Victims trafficked by their kin´s feel reluctant to identify the culprits

Kushan Kumar Basnet

Police Inspector, Nuwakot

 

What kinds of human trafficking incidents are generally reported to police?

The incidents of girls-trafficking with the direct involvement of kin are generally reported to us. The traffickers in most cases are parents, who sell off their daughters for money, while others involve the neighbors, who take the victims outside the country via Nuwakot, Pokhara, Kathmandu and Sindhupalchowk border, after enticing them with the offers of better opportunities either by marriage or migration.

What are the typical characteristics of girls who fall prey to traffickers?

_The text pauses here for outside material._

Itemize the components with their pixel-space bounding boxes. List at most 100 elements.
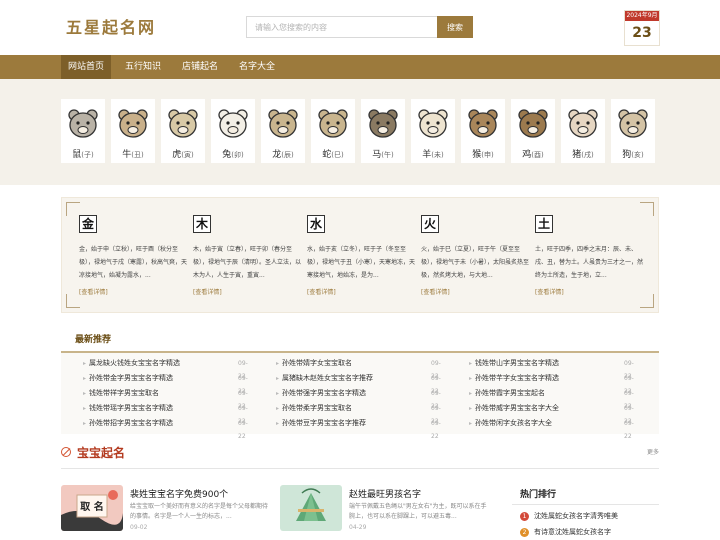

The victims are mostly illiterate and ignorant women whose husbands were in foreign employments and girls from economically poor families, who could easily be convinced by the traffickers. To be frank, girl trafficking has been the easiest means to make faster money. Most of the victims were the girls trafficked from Sundara Devi, Ghyamphedi, Balkumari and Rautbesi of Nuwakot.

Do those who are rescued share about the incidents openly?

No, they do not. The victims who were trafficked by their kin´s feel reluctant to disclose the culprits because of their rehabilitation in the same family.

In the beginning, the victims generally register their cases to the police with the support of women rights activists and organizations but later they feel afraid of the imprisonment of their own relatives.

What challenges do police face while dealing with such kind of incidents?

In most of the cases, the victim families were found sending their daughters with their relatives, just depending on the telephonic conversations, which ultimately lead them to the traffickers in Pokhara and Kathmandu.

The victims generally disclose the culprit´s names but without properly identifying them, which is not enough to arrest them. In some cases, political pressure for the release of their party members involved is another challenge for us. Due to reluctance in registering their cases and disclosure of those involved even after the registration, police have not been able to arrest the traffickers.

However, different organizations working in the district have not been successful to raise awareness and sensitize about human trafficking.